Although Dushku is also a Whedon veteran, having played slayer Faith in both "Buffy the Vampire Slayer" and "Angel," its spinoff, this marks the first time (aside from a promo last year for Fox's Friday night) that she and Glau have worked together.
"I look for people," Whedon says, "who are talented and sane, that, A, can get it done, and B, are easy to work with and don't get in the way of their own talent with their crazy.
"As a result, I not only have a stable of actors and writers that I can turn to, I have people I love very much in my life that are fascinating."

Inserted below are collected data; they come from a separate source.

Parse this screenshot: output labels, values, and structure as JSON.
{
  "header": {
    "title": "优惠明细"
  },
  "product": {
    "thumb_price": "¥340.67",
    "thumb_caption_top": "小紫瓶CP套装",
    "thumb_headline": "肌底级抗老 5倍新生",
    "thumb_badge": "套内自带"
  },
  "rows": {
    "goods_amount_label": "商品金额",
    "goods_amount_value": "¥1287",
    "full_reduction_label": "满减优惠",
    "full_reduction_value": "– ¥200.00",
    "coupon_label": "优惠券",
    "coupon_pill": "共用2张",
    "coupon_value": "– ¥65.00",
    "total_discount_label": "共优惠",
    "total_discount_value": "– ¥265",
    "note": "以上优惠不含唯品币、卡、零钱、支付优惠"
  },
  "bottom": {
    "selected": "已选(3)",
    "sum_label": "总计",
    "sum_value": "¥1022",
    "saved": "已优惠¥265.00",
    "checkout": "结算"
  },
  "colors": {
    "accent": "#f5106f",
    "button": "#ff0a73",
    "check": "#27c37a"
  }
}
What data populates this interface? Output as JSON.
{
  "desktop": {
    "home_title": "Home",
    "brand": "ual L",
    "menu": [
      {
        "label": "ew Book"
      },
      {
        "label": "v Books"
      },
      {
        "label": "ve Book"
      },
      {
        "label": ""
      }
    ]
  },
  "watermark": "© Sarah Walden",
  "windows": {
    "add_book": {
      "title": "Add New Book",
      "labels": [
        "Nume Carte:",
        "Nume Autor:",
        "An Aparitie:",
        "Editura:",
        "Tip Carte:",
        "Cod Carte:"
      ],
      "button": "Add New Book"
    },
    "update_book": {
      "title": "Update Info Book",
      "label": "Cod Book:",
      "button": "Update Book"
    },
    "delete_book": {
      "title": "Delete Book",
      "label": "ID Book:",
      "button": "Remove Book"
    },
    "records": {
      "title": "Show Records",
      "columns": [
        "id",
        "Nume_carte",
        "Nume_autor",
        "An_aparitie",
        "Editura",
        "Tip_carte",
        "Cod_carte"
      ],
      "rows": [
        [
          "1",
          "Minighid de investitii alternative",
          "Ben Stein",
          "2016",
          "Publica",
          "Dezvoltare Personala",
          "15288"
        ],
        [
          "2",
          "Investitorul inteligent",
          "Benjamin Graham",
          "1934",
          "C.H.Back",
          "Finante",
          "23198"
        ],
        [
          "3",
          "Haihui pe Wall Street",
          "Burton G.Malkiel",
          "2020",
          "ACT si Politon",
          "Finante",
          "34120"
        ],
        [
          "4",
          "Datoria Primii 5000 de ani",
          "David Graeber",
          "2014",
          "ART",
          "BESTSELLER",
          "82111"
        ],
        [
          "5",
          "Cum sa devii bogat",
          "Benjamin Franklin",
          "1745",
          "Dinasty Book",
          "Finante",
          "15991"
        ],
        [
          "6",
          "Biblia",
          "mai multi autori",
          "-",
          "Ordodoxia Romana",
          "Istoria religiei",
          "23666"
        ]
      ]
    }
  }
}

Also moving in and out of "Dollhouse" this season are "Angel" star Alexis Denisof, who plays U.S. Sen. Daniel Perrin; and "Firefly" star Alan Tudyk, who plays rogue Active Alpha.
Despite its dedicated fan base, a beautiful set and a great deal of press attention, "Dollhouse" had a rocky first season, with plenty of rumors and rewrites.
Many were surprised when it and not "Terminator" got the second-season nod. The show also remains ratings-challenged, even for a Friday drama.
Whedon is well aware of the show's issues and has worked to address them.
"The one thing," he says, "people said the show lacked was that sense of family, that all the other (of my) shows created. This season we addressed that issue. It might just be a little bit different than people think it's going to be."